Vavilov explained that the utilization of immersion cooling allows for a reduction in maintenance costs. Further, it opens up the possibility of the company launching mining operations in parts of the world that would otherwise not provide efficient cooling.

“In addition, we are able to deploy it in the areas with hot weather climate which opens possibility to operate literally in any location in the world. Also, for chips, this fluid is ideal exploitation environment and it allows to run them with maximum possible efficiency that just cannot be achieved using low-cost air-cooled systems,” he explained.

2PIC works by placing hardware in a specially designed tank with a liquid coolant such as the Novec 7100. What makes this fluid particularly useful is that it has a low boiling point, which means that as it heats, it starts to evaporate much more quickly. That pulls the heat away from the hardware in the device, allowing them to operate at a higher rate for much longer. When the vapor hits a water-cooled condenser coil, it becomes a fluid again and falls back into the tank, thus reducing the amount of fluid loss significantly.

“One of the primary limitations for computer performance is the thermal environment. Two-phase immersion cooling with Novec fluids provides tight coupling between device temperatures and the fluid boiling temperature. This means that these devices operate in a narrower temperature band,” explained Michael Garceau, 3M Business Development Manager, Data Center Markets, in an interview with Bitcoin Magazine. “This is true not just for the processors, but for the circuits and devices delivering power to them. This, in turn, allows the hardware to be driven harder on average than would be possible in air and “overclocked” as is often done in the most profitable early stages of a mining deployment.”

Garceau also explained that because these 2PIC-specific boards don’t require heat sinks and cold plates, the processing hardware can be more densely packed with the 2PIC boards. This enables improved overclocking capacity.

“500-watt ASICs have been successfully overclocked to well over 750 watts. 2PIC with a Novec fluid will enable BitFury to lower operational costs by allowing them to run ASICs more efficiently,” Garceau explained.

The Environment is Key for BitFury

According to Garceau, “The streamlined system can deliver as much as 95 percent cooling energy savings with minimal fluid loss.” The cost of cooling hardware is an additional expense that many miners don’t consider when first starting out. Big scale fans require electricity.

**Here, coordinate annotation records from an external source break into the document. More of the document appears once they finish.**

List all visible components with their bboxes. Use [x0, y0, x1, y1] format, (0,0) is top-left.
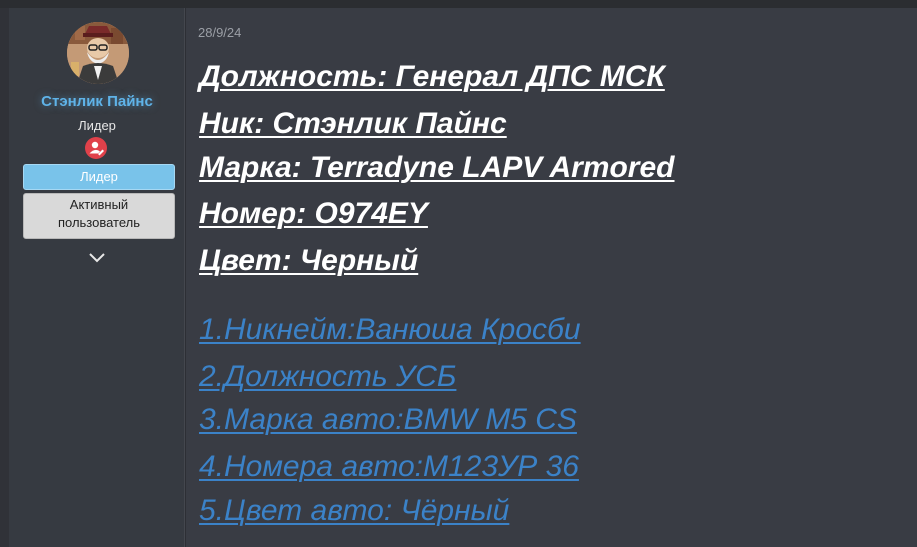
- left-edge: [0, 8, 9, 547]
- avatar-image: [67, 22, 129, 84]
- info-line-color: Цвет: Черный: [199, 244, 419, 277]
- active-user-banner-line1: Активный: [69, 197, 129, 212]
- leader-banner: Лидер: [23, 164, 175, 190]
- top-strip: [0, 0, 917, 8]
- link-car-brand[interactable]: 3.Марка авто:BMW M5 CS: [199, 403, 577, 437]
- link-car-number[interactable]: 4.Номера авто:M123УР 36: [199, 450, 579, 484]
- active-user-banner-line2: пользователь: [57, 215, 141, 230]
- info-line-number: Номер: O974EY: [199, 197, 428, 230]
- username-link[interactable]: Стэнлик Пайнс: [9, 93, 185, 110]
- link-position[interactable]: 2.Должность УСБ: [199, 360, 456, 394]
- info-line-brand: Марка: Terradyne LAPV Armored: [199, 151, 675, 184]
- active-user-banner: Активный пользователь: [23, 193, 175, 239]
- post-content: 28/9/24 Должность: Генерал ДПС МСК Ник: …: [186, 8, 917, 547]
- post-date[interactable]: 28/9/24: [198, 25, 241, 40]
- link-nickname[interactable]: 1.Никнейм:Ванюша Кросби: [199, 313, 581, 347]
- info-line-position: Должность: Генерал ДПС МСК: [199, 60, 665, 93]
- info-line-nick: Ник: Стэнлик Пайнс: [199, 107, 507, 140]
- user-edit-icon: [85, 137, 107, 159]
- user-sidebar: Стэнлик Пайнс Лидер Лидер Активный польз…: [9, 8, 185, 547]
- avatar[interactable]: [67, 22, 129, 84]
- chevron-down-icon[interactable]: [87, 248, 107, 268]
- user-title: Лидер: [78, 118, 116, 133]
- link-car-color[interactable]: 5.Цвет авто: Чёрный: [199, 494, 509, 528]
- forum-post-frame: Стэнлик Пайнс Лидер Лидер Активный польз…: [0, 0, 917, 547]
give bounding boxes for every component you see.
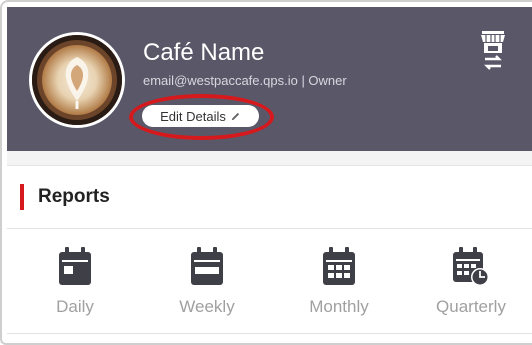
switch-store-icon[interactable] <box>479 29 507 73</box>
cafe-name: Café Name <box>143 39 265 66</box>
report-label-quarterly: Quarterly <box>436 297 506 316</box>
cafe-email-role: email@westpaccafe.qps.io | Owner <box>143 73 347 88</box>
pencil-icon <box>231 112 240 120</box>
calendar-week-icon <box>191 247 223 285</box>
reports-accent-bar <box>20 184 24 210</box>
report-item-monthly[interactable]: Monthly <box>279 245 399 325</box>
edit-details-button[interactable]: Edit Details <box>142 105 259 127</box>
avatar <box>29 32 125 128</box>
report-label-monthly: Monthly <box>309 297 369 316</box>
report-item-quarterly[interactable]: Quarterly <box>411 245 531 325</box>
calendar-month-icon <box>323 247 355 285</box>
report-label-daily: Daily <box>56 297 94 316</box>
profile-header: Café Name email@westpaccafe.qps.io | Own… <box>7 7 532 151</box>
calendar-day-icon <box>59 247 91 285</box>
report-items: Daily Weekly Monthly Quarterly <box>7 229 532 334</box>
edit-details-label: Edit Details <box>160 108 226 124</box>
report-item-weekly[interactable]: Weekly <box>147 245 267 325</box>
report-label-weekly: Weekly <box>179 297 235 316</box>
reports-title: Reports <box>38 186 110 207</box>
calendar-quarter-icon <box>453 247 489 286</box>
header-divider-strip <box>7 151 532 166</box>
report-item-daily[interactable]: Daily <box>15 245 135 325</box>
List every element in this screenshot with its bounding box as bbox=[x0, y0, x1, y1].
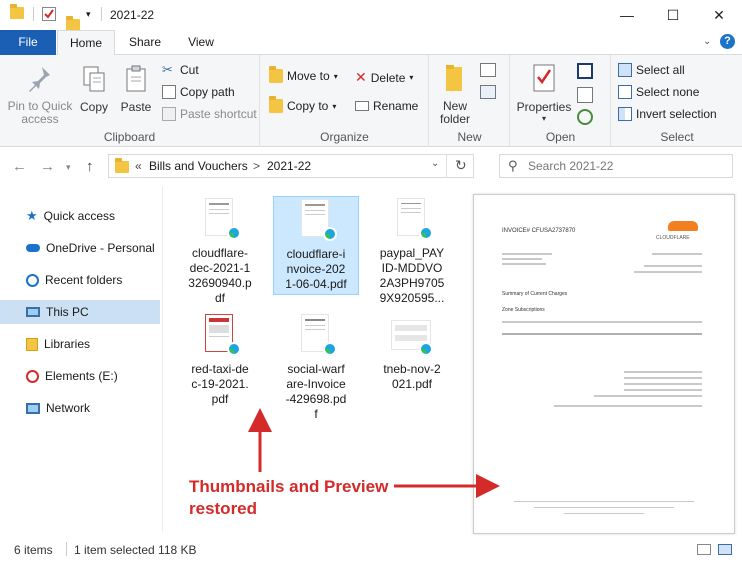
large-icons-view-icon[interactable] bbox=[718, 544, 732, 555]
item-count: 6 items bbox=[14, 543, 53, 557]
details-view-icon[interactable] bbox=[697, 544, 711, 555]
divider bbox=[66, 542, 67, 556]
status-bar: 6 items 1 item selected 118 KB bbox=[0, 540, 742, 562]
annotation-text: Thumbnails and Preview restored bbox=[189, 477, 389, 518]
selection-info: 1 item selected 118 KB bbox=[74, 543, 197, 557]
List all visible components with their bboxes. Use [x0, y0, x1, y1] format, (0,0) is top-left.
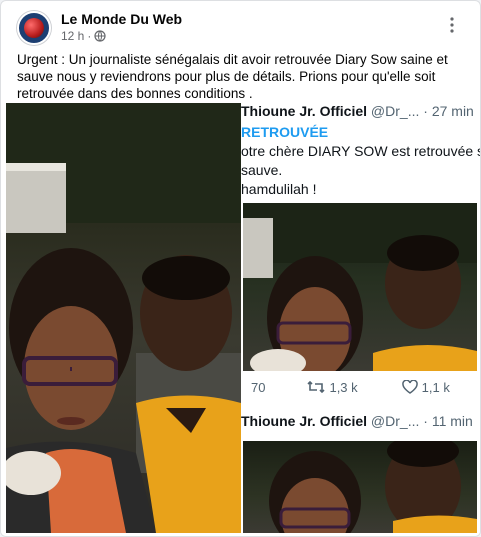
facebook-post: Le Monde Du Web 12 h · Urgent : Un journ… — [0, 0, 481, 537]
like-action[interactable]: 1,1 k — [401, 379, 450, 395]
reply-count: 70 — [251, 379, 266, 395]
tweet1-line1: otre chère DIARY SOW est retrouvée s — [241, 143, 481, 159]
tweet2-photo[interactable] — [243, 441, 477, 533]
tweet1-actions: 70 1,3 k 1,1 k — [241, 373, 480, 401]
post-text: Urgent : Un journaliste sénégalais dit a… — [17, 52, 448, 101]
tweet1-author[interactable]: Thioune Jr. Officiel — [241, 103, 367, 119]
tweet1-line3: hamdulilah ! — [241, 181, 317, 197]
post-media[interactable]: Thioune Jr. Officiel @Dr_... · 27 min RE… — [1, 103, 481, 536]
selfie-illustration — [6, 103, 241, 533]
page-avatar[interactable] — [17, 11, 51, 45]
tweet1-photo[interactable] — [243, 203, 477, 371]
tweet1-photo-illustration — [243, 203, 477, 371]
tweet2-photo-illustration — [269, 441, 477, 533]
page-name[interactable]: Le Monde Du Web — [61, 11, 182, 27]
more-options-button[interactable] — [440, 13, 464, 37]
post-meta: 12 h · — [61, 29, 106, 43]
tweet1-headline: RETROUVÉE — [241, 124, 329, 140]
post-header: Le Monde Du Web 12 h · — [17, 11, 464, 47]
tweet1-time[interactable]: · 27 min — [423, 103, 474, 119]
globe-icon — [94, 30, 106, 42]
tweet1-handle[interactable]: @Dr_... — [371, 103, 419, 119]
selfie-photo[interactable] — [6, 103, 241, 533]
post-time[interactable]: 12 h — [61, 29, 84, 43]
tweet2-header: Thioune Jr. Officiel @Dr_... · 11 min — [241, 413, 480, 437]
heart-icon — [401, 380, 418, 394]
tweet2-time[interactable]: · 11 min — [423, 413, 473, 429]
more-icon — [450, 17, 454, 33]
tweet2-handle[interactable]: @Dr_... — [371, 413, 419, 429]
tweet2-author[interactable]: Thioune Jr. Officiel — [241, 413, 367, 429]
reply-action[interactable]: 70 — [251, 380, 265, 395]
retweet-icon — [307, 380, 326, 394]
tweet1-line2: sauve. — [241, 162, 283, 178]
retweet-action[interactable]: 1,3 k — [307, 379, 358, 395]
retweet-count: 1,3 k — [329, 379, 358, 395]
like-count: 1,1 k — [421, 379, 450, 395]
meta-separator: · — [87, 29, 92, 43]
tweet1-body: RETROUVÉE otre chère DIARY SOW est retro… — [241, 123, 481, 199]
avatar-logo — [24, 18, 44, 38]
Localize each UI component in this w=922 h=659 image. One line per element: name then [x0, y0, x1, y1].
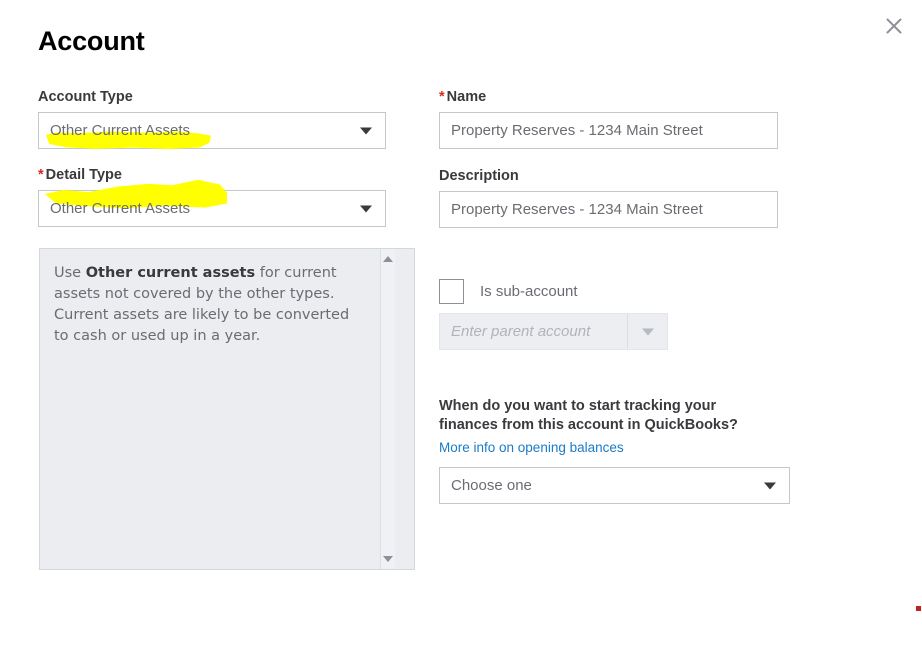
is-sub-account-checkbox[interactable] [439, 279, 464, 304]
more-info-opening-balances-link[interactable]: More info on opening balances [439, 439, 624, 457]
page-title: Account [38, 26, 145, 57]
name-input[interactable]: Property Reserves - 1234 Main Street [439, 112, 778, 149]
help-panel-scrollbar[interactable] [380, 249, 395, 569]
description-label: Description [439, 167, 791, 185]
account-type-label: Account Type [38, 88, 386, 106]
triangle-up-icon[interactable] [383, 256, 393, 262]
name-label-text: Name [447, 89, 487, 105]
sub-account-block: Is sub-account Enter parent account [439, 279, 791, 350]
opening-balance-dropdown[interactable]: Choose one [439, 467, 790, 504]
tracking-question: When do you want to start tracking your … [439, 397, 759, 435]
name-input-value: Property Reserves - 1234 Main Street [440, 123, 703, 138]
sub-account-row: Is sub-account [439, 279, 791, 304]
close-button[interactable] [880, 12, 908, 40]
description-input[interactable]: Property Reserves - 1234 Main Street [439, 191, 778, 228]
left-column: Account Type Other Current Assets *Detai… [38, 88, 386, 227]
parent-account-dropdown[interactable]: Enter parent account [439, 313, 668, 350]
opening-balance-block: When do you want to start tracking your … [439, 397, 791, 504]
help-text-bold: Other current assets [86, 265, 255, 281]
close-icon [885, 17, 903, 35]
triangle-down-icon[interactable] [383, 556, 393, 562]
detail-type-value: Other Current Assets [39, 201, 190, 216]
required-asterisk: * [439, 89, 445, 105]
chevron-down-icon [642, 328, 654, 335]
stray-artifact-mark [916, 606, 921, 611]
name-label: *Name [439, 88, 791, 106]
is-sub-account-label: Is sub-account [480, 284, 578, 299]
help-text-prefix: Use [54, 265, 86, 281]
detail-type-field: *Detail Type Other Current Assets [38, 166, 386, 227]
help-panel-text: Use Other current assets for current ass… [40, 249, 380, 569]
detail-type-label-text: Detail Type [46, 167, 122, 183]
name-field: *Name Property Reserves - 1234 Main Stre… [439, 88, 791, 149]
detail-type-help-panel: Use Other current assets for current ass… [39, 248, 415, 570]
description-field: Description Property Reserves - 1234 Mai… [439, 167, 791, 228]
chevron-down-icon [360, 127, 372, 134]
parent-account-divider [627, 314, 628, 349]
account-type-dropdown[interactable]: Other Current Assets [38, 112, 386, 149]
required-asterisk: * [38, 167, 44, 183]
description-input-value: Property Reserves - 1234 Main Street [440, 202, 703, 217]
chevron-down-icon [764, 482, 776, 489]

“Green transaction processing is a significant and important part of our business strategy. With our acquisition of Allied Control, we have been able not only to utilize renewable energy sources like hydropower in our datacenter located in the Republic of Georgia, but also achieve a very energy-efficient cooling despite hot daytime temperatures,” explained Vavilov.

The Novec Engineered Fluids are nonflammable, have zero ozone depletion potential, have a low global warming potential, are Hazardous Air Pollutant-free, and are U.S. EPA SNAP-approved. And because the majority of the fluid condenses and drops back into the tank, replenishment isn’t needed for multiple hardware generations.

All told, BitFury is focused on delivering blockchain transaction processing in an efficient and green environment.

“We strive to ensure low carbon print and high efficiency of all our operations and already rely on renewable energy – thermal and hydropower – for all our operations,” Vavilov said. “We are also in the process of developing low-cost wind turbine technology that will provide another affordable and effective energy solution. We plan that by next year our data centers will be powered by the low-cost renewable energy generated by our new wind turbines. This will allow to further significantly lower our electricity cost and secure a long-term access to cheap electricity on a predictable basis.”

With electricity being the primary outlier that separates the profitable miners from the unprofitable, taking control of the supply of that power ensures that BitFury can remain profitable while also doing its part to reduce the significant carbon footprint found in bitcoin mining.